Se qualcuno si lamenta che lavorare a volte, soprattutto per certi tipi di lavoro, è stressante, ecco invece qualcun altro che si lamenta perché non lavora affatto, anzi si annoia.

E’ il caso di un francese, Frederic Desnard, che ha fatto causa all’azienda dove lavora perché si annoia durante le ore lavorative.
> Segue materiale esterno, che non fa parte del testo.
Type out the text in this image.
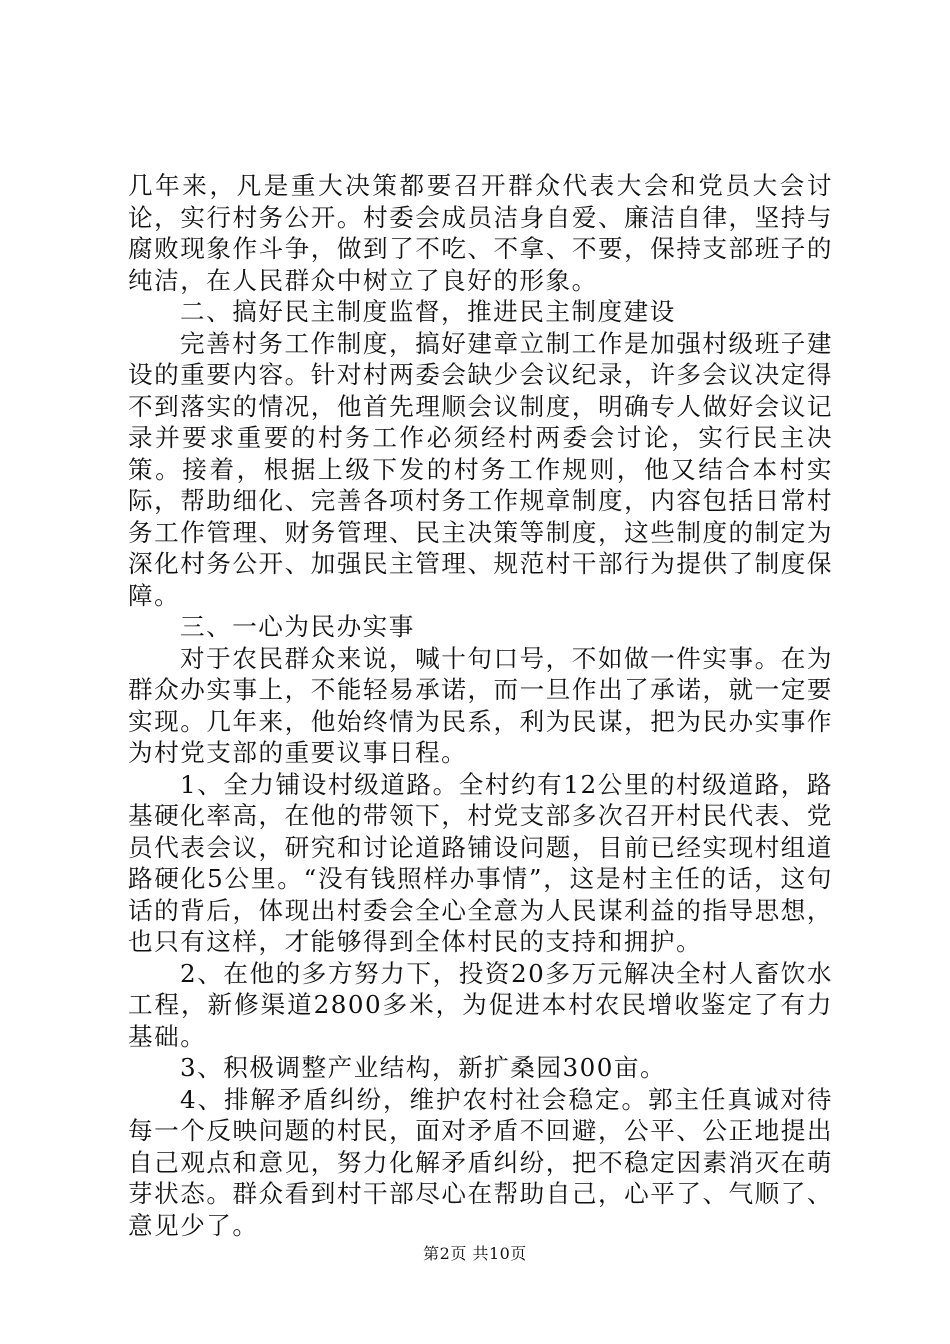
几年来，凡是重大决策都要召开群众代表大会和党员大会讨论，实行村务公开。村委会成员洁身自爱、廉洁自律，坚持与腐败现象作斗争，做到了不吃、不拿、不要，保持支部班子的纯洁，在人民群众中树立了良好的形象。

二、搞好民主制度监督，推进民主制度建设

完善村务工作制度，搞好建章立制工作是加强村级班子建设的重要内容。针对村两委会缺少会议纪录，许多会议决定得不到落实的情况，他首先理顺会议制度，明确专人做好会议记录并要求重要的村务工作必须经村两委会讨论，实行民主决策。接着，根据上级下发的村务工作规则，他又结合本村实际，帮助细化、完善各项村务工作规章制度，内容包括日常村务工作管理、财务管理、民主决策等制度，这些制度的制定为深化村务公开、加强民主管理、规范村干部行为提供了制度保障。

三、一心为民办实事

对于农民群众来说，喊十句口号，不如做一件实事。在为群众办实事上，不能轻易承诺，而一旦作出了承诺，就一定要实现。几年来，他始终情为民系，利为民谋，把为民办实事作为村党支部的重要议事日程。

1、全力铺设村级道路。全村约有12公里的村级道路，路基硬化率高，在他的带领下，村党支部多次召开村民代表、党员代表会议，研究和讨论道路铺设问题，目前已经实现村组道路硬化5公里。“没有钱照样办事情”，这是村主任的话，这句话的背后，体现出村委会全心全意为人民谋利益的指导思想，也只有这样，才能够得到全体村民的支持和拥护。

2、在他的多方努力下，投资20多万元解决全村人畜饮水工程，新修渠道2800多米，为促进本村农民增收鉴定了有力基础。

3、积极调整产业结构，新扩桑园300亩。

4、排解矛盾纠纷，维护农村社会稳定。郭主任真诚对待每一个反映问题的村民，面对矛盾不回避，公平、公正地提出自己观点和意见，努力化解矛盾纠纷，把不稳定因素消灭在萌芽状态。群众看到村干部尽心在帮助自己，心平了、气顺了、意见少了。

第2页 共10页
Come risarcimento danni il francese ha anche chiesto all’azienda la bellezza di 360.000 euro!

L’uomo era impiegato come dirigente in un’impresa produttrice di profumi e, secondo la sua dichiarazione, che sembra poter essere documentata, negli anni tra il 2010 e il 2014, avrebbe avuto così poco lavoro, tanto da cadere in depressione.

La depressione sembra essere dovuta al fatto che l’uomo “si vergognava ad essere pagato per non fare niente”. Uno stato di inerzia tale, che addirittura pare gli abbia provocato anche un attacco epilettico, che lo ha costretto poi a casa per alcuni mesi. In seguito alla sua assenza, il datore di lavoro lo ha poi lasciato a casa.

L’insolito caso del signor Desnard, non ha avuto buon esito in prima battuta, tanto che ha dovuto pagare 1.000 euro di danni all’ex-datore di lavoro come risarcimento per la diffamazione. Adesso è tornato alla carica con prove concrete, dice l’uomo, che si sente sicuro di vincere la prossima causa con delle prove schiaccianti.